Indeed, our Court in Iguaran expressly permitted the government to belatedly present
evidence of the court’s jurisdiction, even while noting that the MDLEA provided
that jurisdiction was a threshold matter that the government had to “preliminarily
show.” 821 F.3d at 1336.
To the extent Nuñez claims that Iguaran and Tinoco were wrongly decided
and conflict with Apprendi, his argument is foreclosed by our prior precedent rule -
- especially since both cases cited to Apprendi and we’ve repeatedly affirmed
Tinoco.
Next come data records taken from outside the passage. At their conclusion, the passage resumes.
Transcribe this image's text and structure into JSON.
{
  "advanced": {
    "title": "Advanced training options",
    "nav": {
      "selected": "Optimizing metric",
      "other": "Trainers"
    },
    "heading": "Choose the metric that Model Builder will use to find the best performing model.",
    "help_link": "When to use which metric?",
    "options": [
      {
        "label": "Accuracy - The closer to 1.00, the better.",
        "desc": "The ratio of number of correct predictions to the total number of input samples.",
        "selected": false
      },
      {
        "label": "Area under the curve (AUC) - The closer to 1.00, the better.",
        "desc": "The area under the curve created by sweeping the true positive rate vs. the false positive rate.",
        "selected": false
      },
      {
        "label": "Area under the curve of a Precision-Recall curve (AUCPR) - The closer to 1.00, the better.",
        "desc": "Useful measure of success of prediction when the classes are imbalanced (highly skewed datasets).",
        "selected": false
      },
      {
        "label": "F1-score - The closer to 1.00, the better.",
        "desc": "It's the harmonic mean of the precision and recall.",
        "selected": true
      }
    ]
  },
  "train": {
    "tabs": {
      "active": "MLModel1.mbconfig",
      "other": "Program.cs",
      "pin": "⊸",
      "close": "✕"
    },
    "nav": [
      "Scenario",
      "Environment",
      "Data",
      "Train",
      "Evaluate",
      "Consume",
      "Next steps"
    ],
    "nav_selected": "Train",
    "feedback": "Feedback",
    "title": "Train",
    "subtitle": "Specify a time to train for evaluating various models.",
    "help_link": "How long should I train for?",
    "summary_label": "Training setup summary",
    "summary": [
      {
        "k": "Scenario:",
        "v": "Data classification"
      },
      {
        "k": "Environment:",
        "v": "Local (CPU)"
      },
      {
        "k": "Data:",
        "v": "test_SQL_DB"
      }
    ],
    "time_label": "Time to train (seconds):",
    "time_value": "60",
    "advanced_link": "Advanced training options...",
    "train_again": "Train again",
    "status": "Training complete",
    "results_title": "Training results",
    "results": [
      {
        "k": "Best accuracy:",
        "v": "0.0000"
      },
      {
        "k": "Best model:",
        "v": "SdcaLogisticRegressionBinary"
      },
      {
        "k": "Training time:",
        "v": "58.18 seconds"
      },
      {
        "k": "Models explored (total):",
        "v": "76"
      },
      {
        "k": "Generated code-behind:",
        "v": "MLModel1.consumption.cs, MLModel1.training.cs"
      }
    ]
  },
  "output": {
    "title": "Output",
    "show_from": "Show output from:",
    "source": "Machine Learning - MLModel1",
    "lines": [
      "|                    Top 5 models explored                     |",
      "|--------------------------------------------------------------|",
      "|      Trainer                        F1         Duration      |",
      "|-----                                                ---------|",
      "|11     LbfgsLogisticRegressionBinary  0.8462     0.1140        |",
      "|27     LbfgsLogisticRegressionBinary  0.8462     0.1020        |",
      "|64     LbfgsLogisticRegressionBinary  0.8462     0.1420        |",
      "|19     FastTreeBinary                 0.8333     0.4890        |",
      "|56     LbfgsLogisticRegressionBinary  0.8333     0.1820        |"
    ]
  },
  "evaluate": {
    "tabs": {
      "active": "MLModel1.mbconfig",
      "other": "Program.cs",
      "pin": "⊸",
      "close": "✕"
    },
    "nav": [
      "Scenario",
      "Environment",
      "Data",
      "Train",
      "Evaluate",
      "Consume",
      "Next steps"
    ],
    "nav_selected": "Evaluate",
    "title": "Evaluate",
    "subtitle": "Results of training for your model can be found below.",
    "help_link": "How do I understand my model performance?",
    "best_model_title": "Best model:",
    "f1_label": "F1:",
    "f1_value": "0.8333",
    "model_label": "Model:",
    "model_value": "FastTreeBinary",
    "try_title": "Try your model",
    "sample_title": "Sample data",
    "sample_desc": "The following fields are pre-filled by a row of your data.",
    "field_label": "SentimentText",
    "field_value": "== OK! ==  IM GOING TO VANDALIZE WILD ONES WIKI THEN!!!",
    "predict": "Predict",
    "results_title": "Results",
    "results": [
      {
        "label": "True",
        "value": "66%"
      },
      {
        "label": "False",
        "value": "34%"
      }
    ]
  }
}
Similarly, Nuñez’s arguments challenging the prior precedent rule itself are
also foreclosed, because neither this Court sitting en banc nor the Supreme Court
has overruled or undermined it to the point of abrogation. 1
Accordingly, because our prior precedent allows the government to present
evidence establishing MDLEA jurisdiction after a final judgment, the district court
did not err in allowing the government to do so in these § 2255 proceedings.
AFFIRMED.
1
Finally, we decline to consider any of Nuñez’s arguments that are outside the scope of
the district court’s COA, including his double jeopardy argument. See Kuenzel, 488 F.3d at 1343.
Nuñez also has abandoned the argument that his trial and appellate counsel were ineffective for
failing to raise the issue of the court’s jurisdiction. See Corbett, 921 F.3d at 1043.